Multitranscriptome analysis revealed that stromal cells in the papillary dermis promote angiogenesis in psoriasis vulgaris

Abstract Background The pathogenesis of psoriasis is incompletely understood. Growing evidence suggests the involvement of stromal cells in the inflammatory process. Objectives To investigate the roles of stromal cells, including fibroblasts, vascular endothelial cells (VECs) and vascular smooth muscle cells (VSMCs), in the psoriatic inflammatory microenvironment, and the possible underlying mechanisms involved.
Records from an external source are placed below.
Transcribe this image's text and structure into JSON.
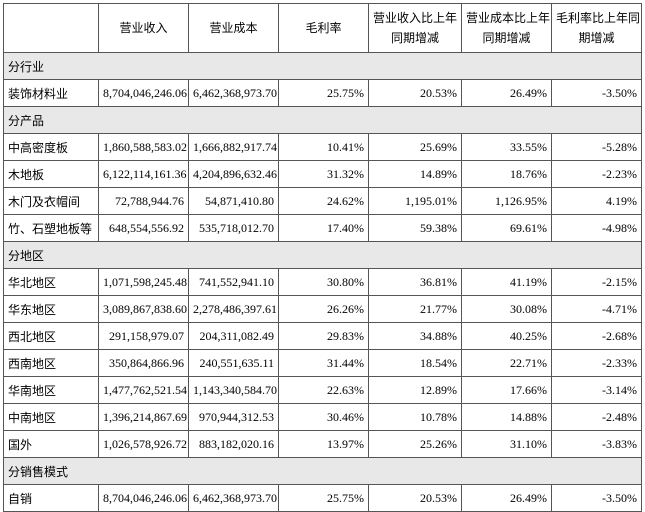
{
  "table": {
    "header": [
      [
        "营业收入"
      ],
      [
        "营业成本"
      ],
      [
        "毛利率"
      ],
      [
        "营业收入比上年",
        "同期增减"
      ],
      [
        "营业成本比上年",
        "同期增减"
      ],
      [
        "毛利率比上年同",
        "期增减"
      ]
    ],
    "sections": [
      {
        "title": "分行业",
        "rows": [
          {
            "name": "装饰材料业",
            "cells": [
              "8,704,046,246.06",
              "6,462,368,973.70",
              "25.75%",
              "20.53%",
              "26.49%",
              "-3.50%"
            ]
          }
        ]
      },
      {
        "title": "分产品",
        "rows": [
          {
            "name": "中高密度板",
            "cells": [
              "1,860,588,583.02",
              "1,666,882,917.74",
              "10.41%",
              "25.69%",
              "33.55%",
              "-5.28%"
            ]
          },
          {
            "name": "木地板",
            "cells": [
              "6,122,114,161.36",
              "4,204,896,632.46",
              "31.32%",
              "14.89%",
              "18.76%",
              "-2.23%"
            ]
          },
          {
            "name": "木门及衣帽间",
            "cells": [
              "72,788,944.76",
              "54,871,410.80",
              "24.62%",
              "1,195.01%",
              "1,126.95%",
              "4.19%"
            ]
          },
          {
            "name": "竹、石塑地板等",
            "cells": [
              "648,554,556.92",
              "535,718,012.70",
              "17.40%",
              "59.38%",
              "69.61%",
              "-4.98%"
            ]
          }
        ]
      },
      {
        "title": "分地区",
        "rows": [
          {
            "name": "华北地区",
            "cells": [
              "1,071,598,245.48",
              "741,552,941.10",
              "30.80%",
              "36.81%",
              "41.19%",
              "-2.15%"
            ]
          },
          {
            "name": "华东地区",
            "cells": [
              "3,089,867,838.60",
              "2,278,486,397.61",
              "26.26%",
              "21.77%",
              "30.08%",
              "-4.71%"
            ]
          },
          {
            "name": "西北地区",
            "cells": [
              "291,158,979.07",
              "204,311,082.49",
              "29.83%",
              "34.88%",
              "40.25%",
              "-2.68%"
            ]
          },
          {
            "name": "西南地区",
            "cells": [
              "350,864,866.96",
              "240,551,635.11",
              "31.44%",
              "18.54%",
              "22.71%",
              "-2.33%"
            ]
          },
          {
            "name": "华南地区",
            "cells": [
              "1,477,762,521.54",
              "1,143,340,584.70",
              "22.63%",
              "12.89%",
              "17.66%",
              "-3.14%"
            ]
          },
          {
            "name": "中南地区",
            "cells": [
              "1,396,214,867.69",
              "970,944,312.53",
              "30.46%",
              "10.78%",
              "14.88%",
              "-2.48%"
            ]
          },
          {
            "name": "国外",
            "cells": [
              "1,026,578,926.72",
              "883,182,020.16",
              "13.97%",
              "25.26%",
              "31.10%",
              "-3.83%"
            ]
          }
        ]
      },
      {
        "title": "分销售模式",
        "rows": [
          {
            "name": "自销",
            "cells": [
              "8,704,046,246.06",
              "6,462,368,973.70",
              "25.75%",
              "20.53%",
              "26.49%",
              "-3.50%"
            ]
          }
        ]
      }
    ]
  }
}
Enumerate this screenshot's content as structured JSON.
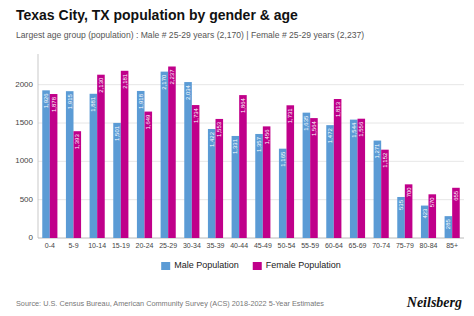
{
  "chart_data": {
    "type": "bar",
    "title": "Texas City, TX population by gender & age",
    "subtitle": "Largest age group (population) : Male # 25-29 years (2,170) | Female # 25-29 years (2,237)",
    "annotations": [
      "Source: U.S. Census Bureau, American Community Survey (ACS) 2018-2022 5-Year Estimates",
      "Neilsberg"
    ],
    "categories": [
      "0-4",
      "5-9",
      "10-14",
      "15-19",
      "20-24",
      "25-29",
      "30-34",
      "35-39",
      "40-44",
      "45-49",
      "50-54",
      "55-59",
      "60-64",
      "65-69",
      "70-74",
      "75-79",
      "80-84",
      "85+"
    ],
    "series": [
      {
        "name": "Male Population",
        "color": "#5b9bd5",
        "values": [
          1926,
          1915,
          1881,
          1501,
          1918,
          2170,
          2034,
          1422,
          1331,
          1357,
          1165,
          1635,
          1472,
          1544,
          1271,
          535,
          423,
          285
        ],
        "value_labels": [
          "1,926",
          "1,915",
          "1,881",
          "1,501",
          "1,918",
          "2,170",
          "2,034",
          "1,422",
          "1,331",
          "1,357",
          "1,165",
          "1,635",
          "1,472",
          "1,544",
          "1,271",
          "535",
          "423",
          "285"
        ]
      },
      {
        "name": "Female Population",
        "color": "#c0008a",
        "values": [
          1878,
          1393,
          2130,
          2181,
          1649,
          2237,
          1734,
          1553,
          1864,
          1456,
          1731,
          1564,
          1813,
          1556,
          1152,
          700,
          570,
          655
        ],
        "value_labels": [
          "1,878",
          "1,393",
          "2,130",
          "2,181",
          "1,649",
          "2,237",
          "1,734",
          "1,553",
          "1,864",
          "1,456",
          "1,731",
          "1,564",
          "1,813",
          "1,556",
          "1,152",
          "700",
          "570",
          "655"
        ]
      }
    ],
    "ylim": [
      0,
      2400
    ],
    "yticks": [
      0,
      500,
      1000,
      1500,
      2000
    ],
    "grid": true,
    "legend": "bottom",
    "data_labels": true
  }
}
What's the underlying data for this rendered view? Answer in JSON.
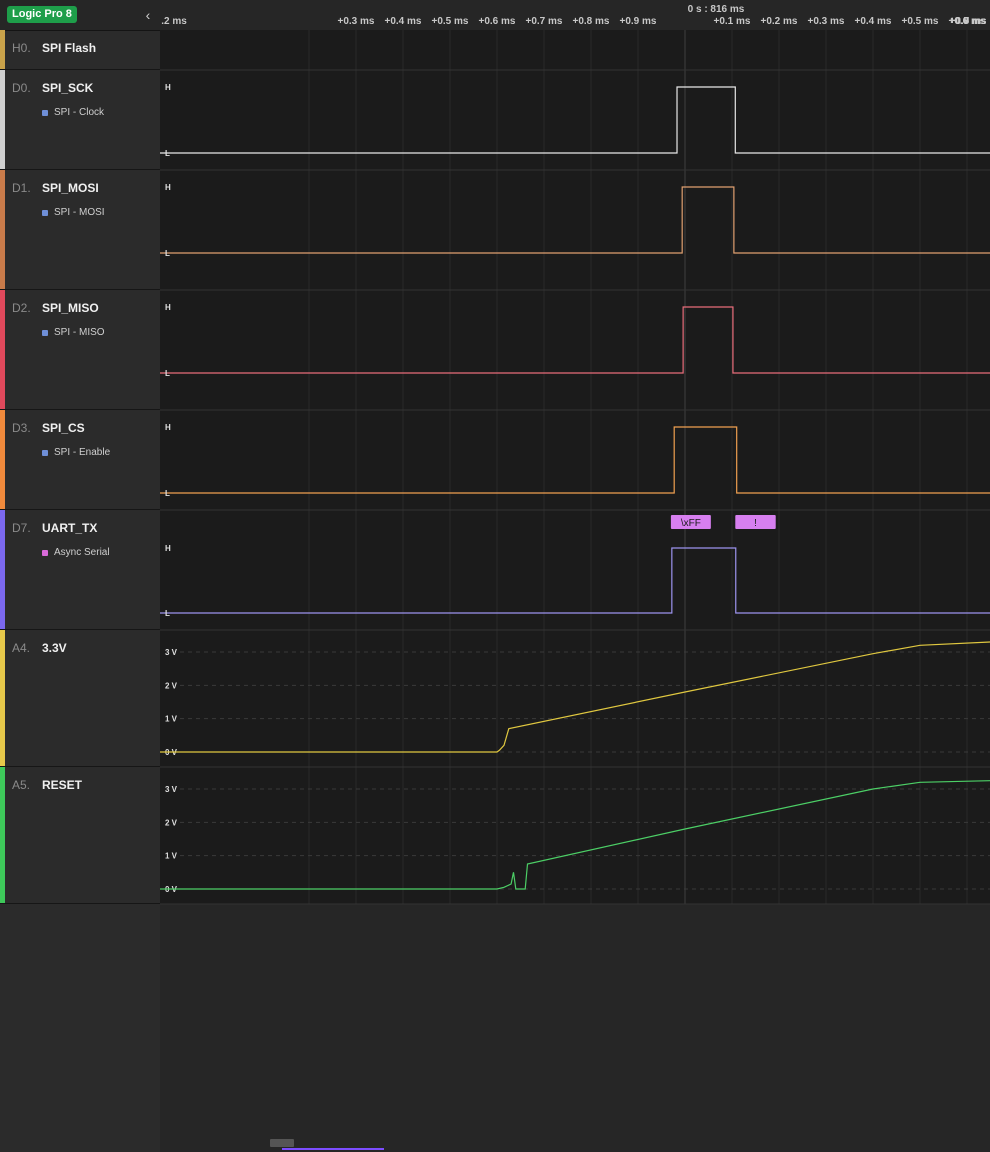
{
  "app": {
    "device_badge": "Logic Pro 8",
    "collapse_icon": "chevron-left-icon",
    "collapse_glyph": "‹"
  },
  "timeline": {
    "cursor_label": "0 s : 816 ms",
    "left_labels": [
      ".2 ms",
      "+0.3 ms",
      "+0.4 ms",
      "+0.5 ms",
      "+0.6 ms",
      "+0.7 ms",
      "+0.8 ms",
      "+0.9 ms"
    ],
    "right_labels": [
      "+0.1 ms",
      "+0.2 ms",
      "+0.3 ms",
      "+0.4 ms",
      "+0.5 ms",
      "+0.6 ms",
      "+0.7 ms",
      "+0.8 ms",
      "+0.9 ms"
    ]
  },
  "channels": [
    {
      "id": "H0.",
      "name": "SPI Flash",
      "color": "#c9a24a"
    },
    {
      "id": "D0.",
      "name": "SPI_SCK",
      "color": "#d0d0d0",
      "analyzer": "SPI - Clock",
      "analyzer_color": "#6f8fd8"
    },
    {
      "id": "D1.",
      "name": "SPI_MOSI",
      "color": "#c97b4a",
      "analyzer": "SPI - MOSI",
      "analyzer_color": "#6f8fd8"
    },
    {
      "id": "D2.",
      "name": "SPI_MISO",
      "color": "#e0495c",
      "analyzer": "SPI - MISO",
      "analyzer_color": "#6f8fd8"
    },
    {
      "id": "D3.",
      "name": "SPI_CS",
      "color": "#f08a3c",
      "analyzer": "SPI - Enable",
      "analyzer_color": "#6f8fd8"
    },
    {
      "id": "D7.",
      "name": "UART_TX",
      "color": "#7b68ee",
      "analyzer": "Async Serial",
      "analyzer_color": "#d96ad9"
    },
    {
      "id": "A4.",
      "name": "3.3V",
      "color": "#e6c84a"
    },
    {
      "id": "A5.",
      "name": "RESET",
      "color": "#3ec95a"
    }
  ],
  "digital_traces": [
    {
      "channel": "SPI_SCK",
      "color": "#e8e8e8",
      "high_label": "H",
      "low_label": "L",
      "pulse_start_ms": -0.017,
      "pulse_end_ms": 0.107
    },
    {
      "channel": "SPI_MOSI",
      "color": "#e0a070",
      "high_label": "H",
      "low_label": "L",
      "pulse_start_ms": -0.006,
      "pulse_end_ms": 0.104
    },
    {
      "channel": "SPI_MISO",
      "color": "#e86c7a",
      "high_label": "H",
      "low_label": "L",
      "pulse_start_ms": -0.004,
      "pulse_end_ms": 0.102
    },
    {
      "channel": "SPI_CS",
      "color": "#f0a050",
      "high_label": "H",
      "low_label": "L",
      "pulse_start_ms": -0.023,
      "pulse_end_ms": 0.11
    },
    {
      "channel": "UART_TX",
      "color": "#9c93ee",
      "high_label": "H",
      "low_label": "L",
      "pulse_start_ms": -0.028,
      "pulse_end_ms": 0.108
    }
  ],
  "uart_decode": {
    "color": "#d77ff0",
    "frames": [
      {
        "text": "\\xFF",
        "start_ms": -0.03,
        "end_ms": 0.055
      },
      {
        "text": "!",
        "start_ms": 0.107,
        "end_ms": 0.193
      }
    ]
  },
  "analog_traces": [
    {
      "channel": "3.3V",
      "color": "#e0c840",
      "unit": "V",
      "tick_labels": [
        "3 V",
        "2 V",
        "1 V",
        "0 V"
      ],
      "ticks": [
        3,
        2,
        1,
        0
      ],
      "points": [
        [
          -1.21,
          0.0
        ],
        [
          -0.4,
          0.0
        ],
        [
          -0.395,
          0.05
        ],
        [
          -0.385,
          0.2
        ],
        [
          -0.375,
          0.7
        ],
        [
          0.0,
          1.8
        ],
        [
          0.4,
          2.95
        ],
        [
          0.5,
          3.2
        ],
        [
          1.0,
          3.3
        ],
        [
          1.0,
          3.3
        ]
      ]
    },
    {
      "channel": "RESET",
      "color": "#4ccf66",
      "unit": "V",
      "tick_labels": [
        "3 V",
        "2 V",
        "1 V",
        "0 V"
      ],
      "ticks": [
        3,
        2,
        1,
        0
      ],
      "points": [
        [
          -1.21,
          0.0
        ],
        [
          -0.4,
          0.0
        ],
        [
          -0.385,
          0.05
        ],
        [
          -0.37,
          0.15
        ],
        [
          -0.365,
          0.5
        ],
        [
          -0.36,
          0.0
        ],
        [
          -0.34,
          0.0
        ],
        [
          -0.335,
          0.75
        ],
        [
          0.0,
          1.8
        ],
        [
          0.4,
          3.0
        ],
        [
          0.5,
          3.2
        ],
        [
          1.0,
          3.25
        ]
      ]
    }
  ]
}
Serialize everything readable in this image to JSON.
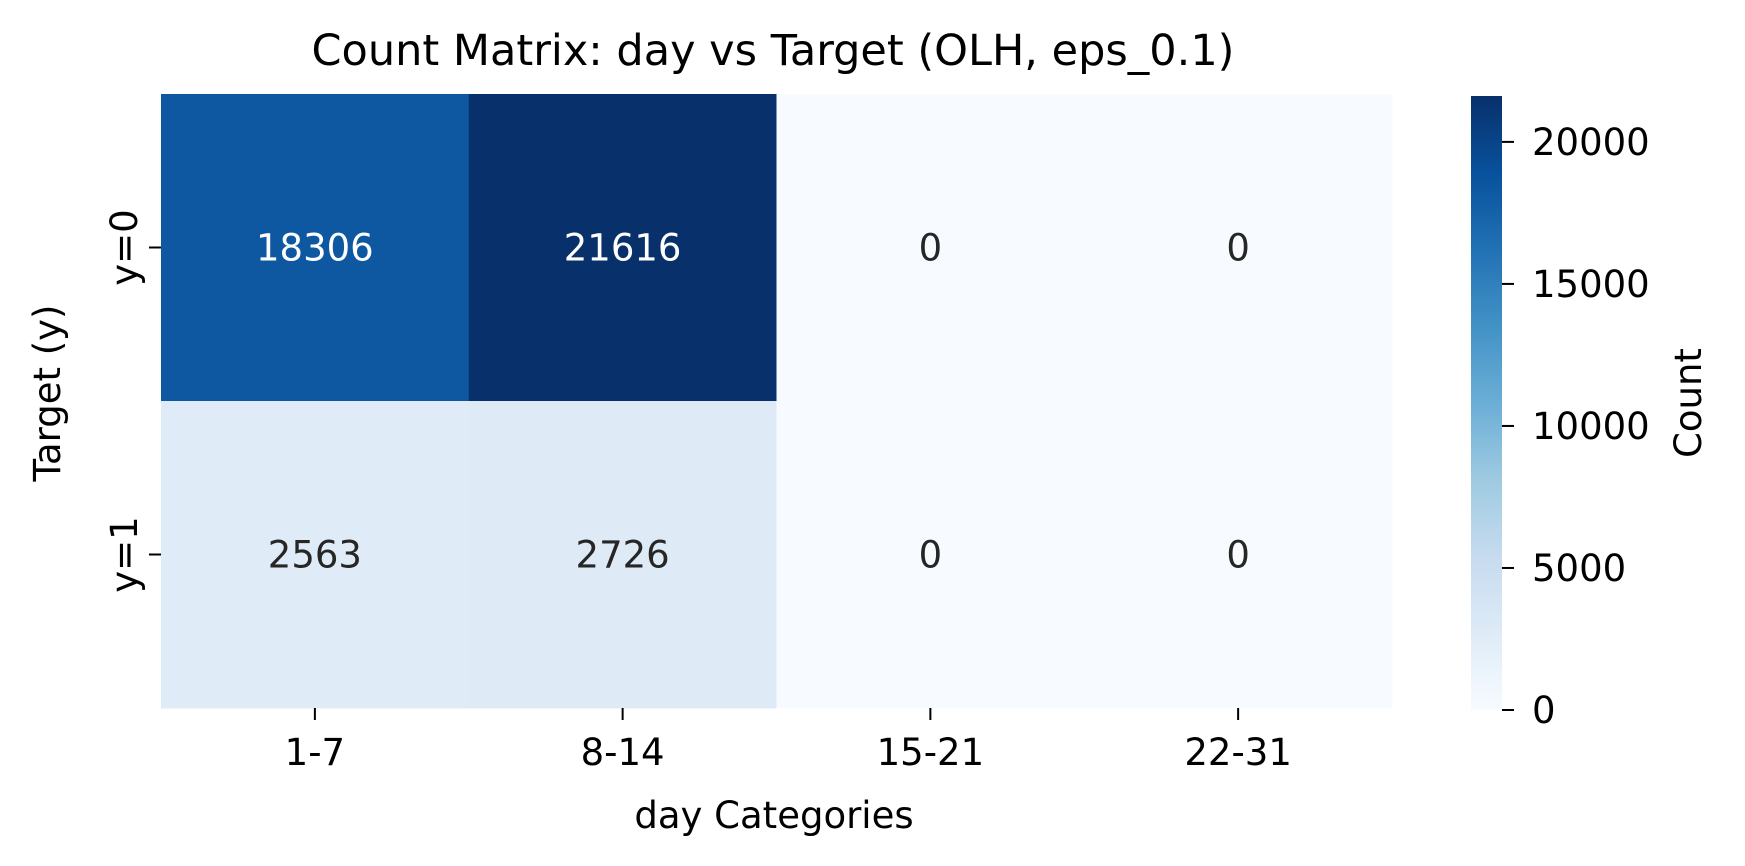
{
  "chart_data": {
    "type": "heatmap",
    "title": "Count Matrix: day vs Target (OLH, eps_0.1)",
    "xlabel": "day Categories",
    "ylabel": "Target (y)",
    "x_categories": [
      "1-7",
      "8-14",
      "15-21",
      "22-31"
    ],
    "y_categories": [
      "y=0",
      "y=1"
    ],
    "values": [
      [
        18306,
        21616,
        0,
        0
      ],
      [
        2563,
        2726,
        0,
        0
      ]
    ],
    "colormap": "Blues",
    "colorbar": {
      "label": "Count",
      "range": [
        0,
        21616
      ],
      "ticks": [
        0,
        5000,
        10000,
        15000,
        20000
      ]
    },
    "grid": false,
    "colors": {
      "low": "#f7fbff",
      "high": "#08306b",
      "annotation_light": "#ffffff",
      "annotation_dark": "#262626"
    }
  }
}
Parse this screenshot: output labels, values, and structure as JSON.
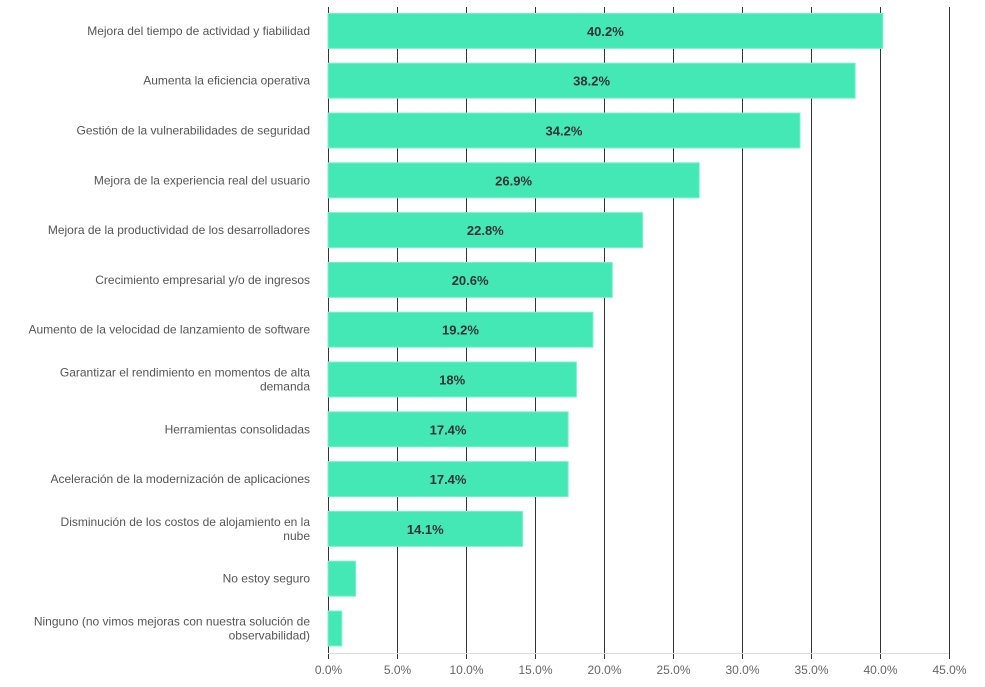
{
  "chart_data": {
    "type": "bar",
    "orientation": "horizontal",
    "title": "",
    "xlabel": "",
    "ylabel": "",
    "xlim": [
      0,
      45
    ],
    "x_ticks": [
      "0.0%",
      "5.0%",
      "10.0%",
      "15.0%",
      "20.0%",
      "25.0%",
      "30.0%",
      "35.0%",
      "40.0%",
      "45.0%"
    ],
    "x_tick_values": [
      0,
      5,
      10,
      15,
      20,
      25,
      30,
      35,
      40,
      45
    ],
    "grid": true,
    "legend": "none",
    "bar_color": "#44e8b5",
    "categories": [
      [
        "Mejora del tiempo de actividad y fiabilidad"
      ],
      [
        "Aumenta la eficiencia operativa"
      ],
      [
        "Gestión de la vulnerabilidades de seguridad"
      ],
      [
        "Mejora de la experiencia real del usuario"
      ],
      [
        "Mejora de la productividad de los desarrolladores"
      ],
      [
        "Crecimiento empresarial y/o de ingresos"
      ],
      [
        "Aumento de la velocidad de lanzamiento de software"
      ],
      [
        "Garantizar el rendimiento en momentos de alta",
        "demanda"
      ],
      [
        "Herramientas consolidadas"
      ],
      [
        "Aceleración de la modernización de aplicaciones"
      ],
      [
        "Disminución de los costos de alojamiento en la",
        "nube"
      ],
      [
        "No estoy seguro"
      ],
      [
        "Ninguno (no vimos mejoras con nuestra solución de",
        "observabilidad)"
      ]
    ],
    "values": [
      40.2,
      38.2,
      34.2,
      26.9,
      22.8,
      20.6,
      19.2,
      18.0,
      17.4,
      17.4,
      14.1,
      2.0,
      1.0
    ],
    "data_labels": [
      "40.2%",
      "38.2%",
      "34.2%",
      "26.9%",
      "22.8%",
      "20.6%",
      "19.2%",
      "18%",
      "17.4%",
      "17.4%",
      "14.1%",
      "",
      ""
    ]
  }
}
Methods We used a combination of single-cell, spatial transcriptome and bulk RNA sequencing of lesional and nonlesional skin samples from patients with psoriasis vulgaris (PV) and healthy skin samples from unaffected individuals. Results By analysing transcriptomes from 364 098 single cells, we uncovered WNT5A+ (Wnt-5a) fibroblasts, ITIH5+ (inter-α-trypsin inhibitor heavy chain 5) VECs and VCAN+ (versican) VSMCs, with significantly increased proportions of these cells in the papillary dermis of lesional psoriatic skin. We defined eight unique subclusters of fibroblasts in the skin and observed a shift of WIF1+ (Wnt inhibitory factor 1) fibroblasts toward WNT5A+ fibroblasts, with abnormal activation of the noncanonical Wnt signalling pathway and increased angiogenic and proinflammatory capabilities. VSMCs were able to undergo phenotypic transformation from a contractile to a synthetic phenotype during the development of psoriatic inflammation. ITIH5+ VECs and VCAN+ VSMCs were found to have an essential role in regulating angiogenesis and vascular remodelling in the pathological changes seen in PV. Ligand receptor analyses found that WNT5A+ fibroblasts are extensively implicated in interactions with various skin cell types, especially TIH5+ VECs and VCAN+ VSMCs in the papillary dermis. Conclusions Interactions of stromal cells in the papillary dermis were identified as possible pathogenic elements in PV. Improving the inflammatory microenvironment by targeting stromal cells might be a potential treatment strategy in PV.